The series is actually part of a Ball State University history education project and was part of a $500,000 Teaching American History grant provided to the university by the U.S. Department of Education.
Ball State University Professor Ron Morris said Madison was used as a case study to illustrate historical trends throughout the country, from the westward migration and the founding of Madison to the modern day.
The series includes information about the founding of the river town, the historic architecture, founding families, the Civil War and abolition and modern aspects of Madison history.
A variety of methods were used to discuss the history during the film, including historical re-enactments featuring founding members of the community, a compilation of historic photos, interviews with current Madisonians, narrations and animated photography.
Morris said Madison School Corp., in conjunction with Historic Madison Inc., Historic Landmarks Foundation of Indiana, and the Ball State History Department applied for the grant.
The grant is used for educating teachers on teaching history. As part of the project, teachers throughout the Ohio Valley are invited to come together for seminars and summer workshops on teaching history. The teachers who participate receive graduate credits for attending.
The DVDs about Madison were created as resource materials for teachers in the area. A copy of the DVDs will be sent to area schools, and a set will be available in February at the Madison-Jefferson Public library for the public to check out and view.
Morris said three Ball State students, Julian Dalrymple, Matthew Hill and Travis Harvey, were instrumental in making the DVDs. Dalrymple and Hill were co-producers and directors on the project, while Harvey was the art director. Steve Bell, a former television news correspondent who now is a professor at Ball State, was the host of the videos and gave the introduction and closing.
Hill said the production crew spent months researching the history of Madison through the library and other places, including the Jefferson County Historical Society, and people came from everywhere to help.
He said the production crew had complete creative control, with license to do what they wanted, but the content of the film was outlined by Morris. “It was a great experience and a lot of fun learning the inside and out of film making,” he said.
He said the endeavor taught him about teamwork and communicating in depth with a crew. Hill graduated in May with a bachelor’s degree in telecommunications and is now working for CMC Media in Indianapolis.
Co-producer and director Dalrymple agreed it was a great experience. He said some of the challenges included finding sources for the research. “We had to rely on folklorists from the area to get some of the information.”
Another challenge he said was putting the information together into six separate videos and deciding what to include in them.
He said working with an experience veteran like Steve Bell was slightly intimidating at first, but Bell really gave excellent advice and was extremely helpful.

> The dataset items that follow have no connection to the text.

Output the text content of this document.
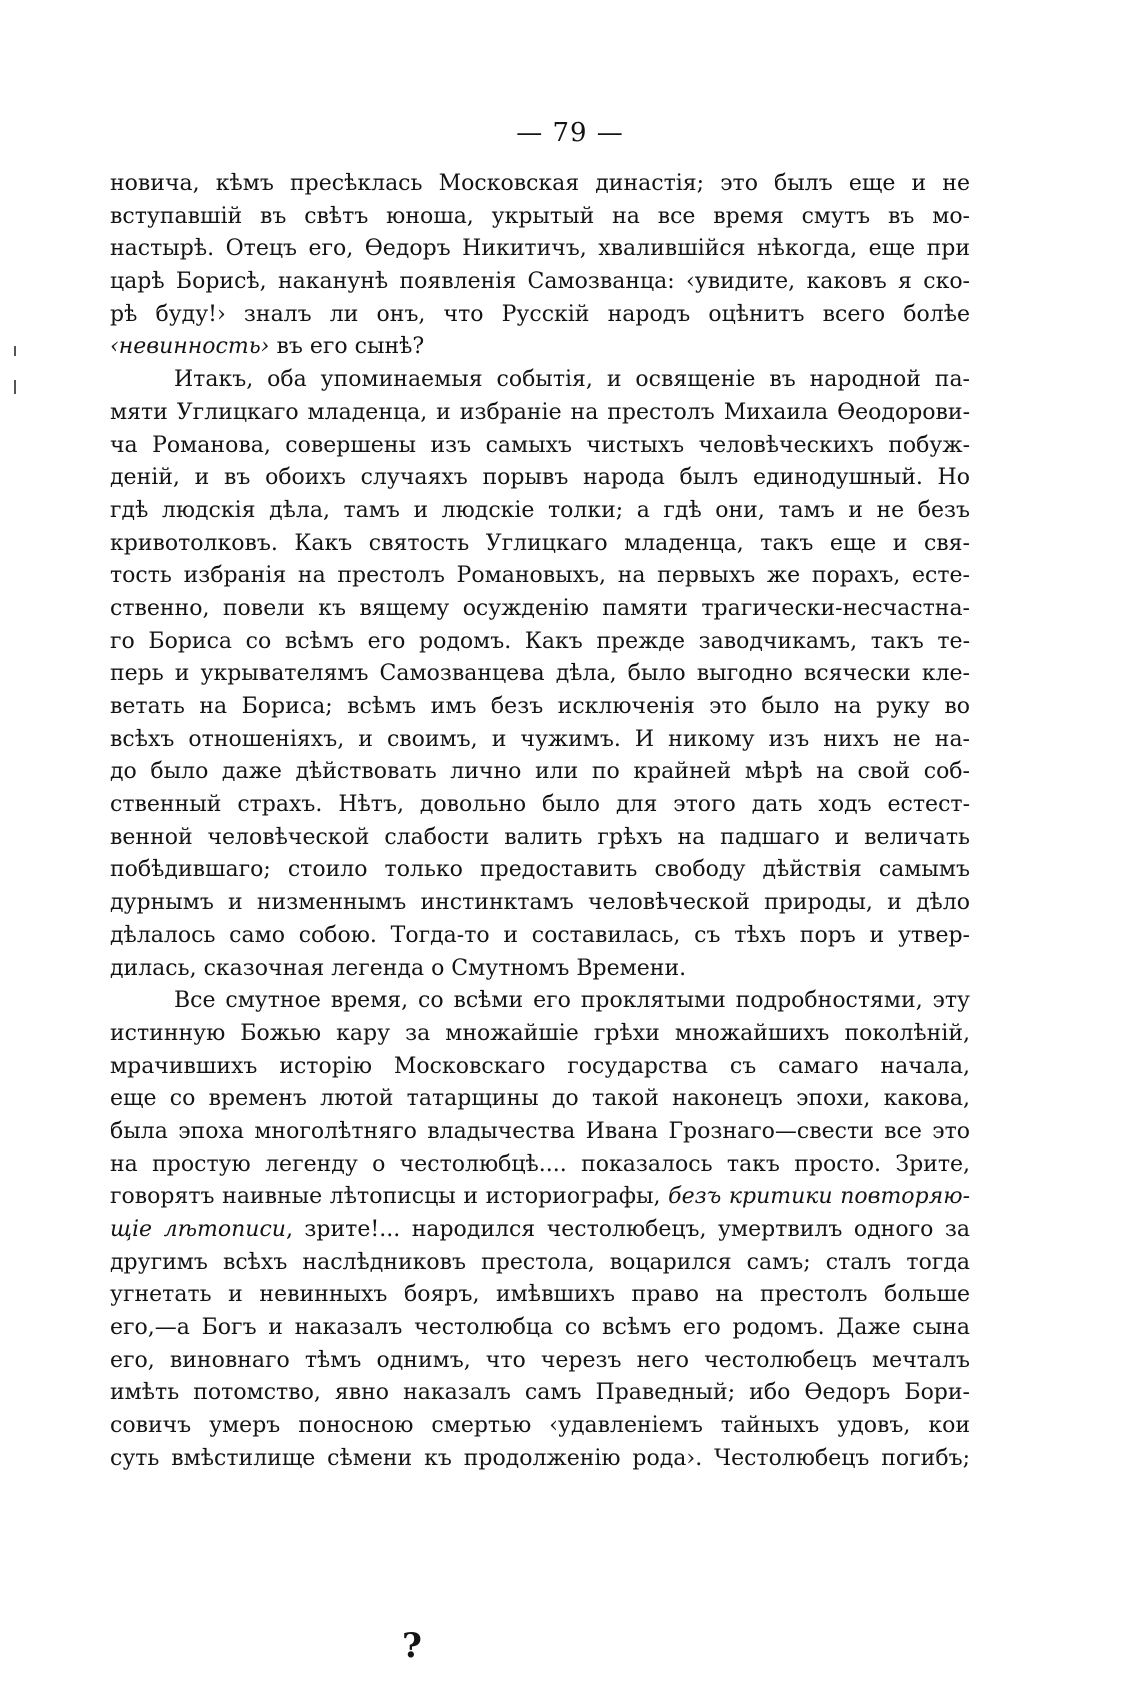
— 79 —
новича, кѣмъ пресѣклась Московская династія; это былъ еще и не
вступавшій въ свѣтъ юноша, укрытый на все время смутъ въ мо-
настырѣ. Отецъ его, Ѳедоръ Никитичъ, хвалившійся нѣкогда, еще при
царѣ Борисѣ, наканунѣ появленія Самозванца: ‹увидите, каковъ я ско-
рѣ буду!› зналъ ли онъ, что Русскій народъ оцѣнитъ всего болѣе
‹невинность› въ его сынѣ?
Итакъ, оба упоминаемыя событія, и освященіе въ народной па-
мяти Углицкаго младенца, и избраніе на престолъ Михаила Ѳеодорови-
ча Романова, совершены изъ самыхъ чистыхъ человѣческихъ побуж-
деній, и въ обоихъ случаяхъ порывъ народа былъ единодушный. Но
гдѣ людскія дѣла, тамъ и людскіе толки; а гдѣ они, тамъ и не безъ
кривотолковъ. Какъ святость Углицкаго младенца, такъ еще и свя-
тость избранія на престолъ Романовыхъ, на первыхъ же порахъ, есте-
ственно, повели къ вящему осужденію памяти трагически-несчастна-
го Бориса со всѣмъ его родомъ. Какъ прежде заводчикамъ, такъ те-
перь и укрывателямъ Самозванцева дѣла, было выгодно всячески кле-
ветать на Бориса; всѣмъ имъ безъ исключенія это было на руку во
всѣхъ отношеніяхъ, и своимъ, и чужимъ. И никому изъ нихъ не на-
до было даже дѣйствовать лично или по крайней мѣрѣ на свой соб-
ственный страхъ. Нѣтъ, довольно было для этого дать ходъ естест-
венной человѣческой слабости валить грѣхъ на падшаго и величать
побѣдившаго; стоило только предоставить свободу дѣйствія самымъ
дурнымъ и низменнымъ инстинктамъ человѣческой природы, и дѣло
дѣлалось само собою. Тогда-то и составилась, съ тѣхъ поръ и утвер-
дилась, сказочная легенда о Смутномъ Времени.
Все смутное время, со всѣми его проклятыми подробностями, эту
истинную Божью кару за множайшіе грѣхи множайшихъ поколѣній,
мрачившихъ исторію Московскаго государства съ самаго начала,
еще со временъ лютой татарщины до такой наконецъ эпохи, какова,
была эпоха многолѣтняго владычества Ивана Грознаго—свести все это
на простую легенду о честолюбцѣ.... показалось такъ просто. Зрите,
говорятъ наивные лѣтописцы и историографы, безъ критики повторяю-
щіе лѣтописи, зрите!... народился честолюбецъ, умертвилъ одного за
другимъ всѣхъ наслѣдниковъ престола, воцарился самъ; сталъ тогда
угнетать и невинныхъ бояръ, имѣвшихъ право на престолъ больше
его,—а Богъ и наказалъ честолюбца со всѣмъ его родомъ. Даже сына
его, виновнаго тѣмъ однимъ, что черезъ него честолюбецъ мечталъ
имѣть потомство, явно наказалъ самъ Праведный; ибо Ѳедоръ Бори-
совичъ умеръ поносною смертью ‹удавленіемъ тайныхъ удовъ, кои
суть вмѣстилище сѣмени къ продолженію рода›. Честолюбецъ погибъ;
?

Dalrymple also graduated with a bachlor’s degree in telecommunications and is currently looking for work. He would love to relocate to a major city like Chicago, New York or San Francisco.
Harvey said the project was a very large project for the three of them to handle, but they were proud they accomplished their goal. He said he met with a wonderful collage of people all passionate about helping the documentary
He also said, “During the production of the documentary series, it felt as if we received the ‘town-key’ because we had access to so many wonderful parts of the city and its history.”
Harvey had graduated with a degree in Fine Art Design (Visual Communications) before the project began, so he came back to Muncie to help. He says his long term goal is to become a professor.
Morris said the Ball State History Department is more than willing to work with other school corporations that request an application to be a part of the project.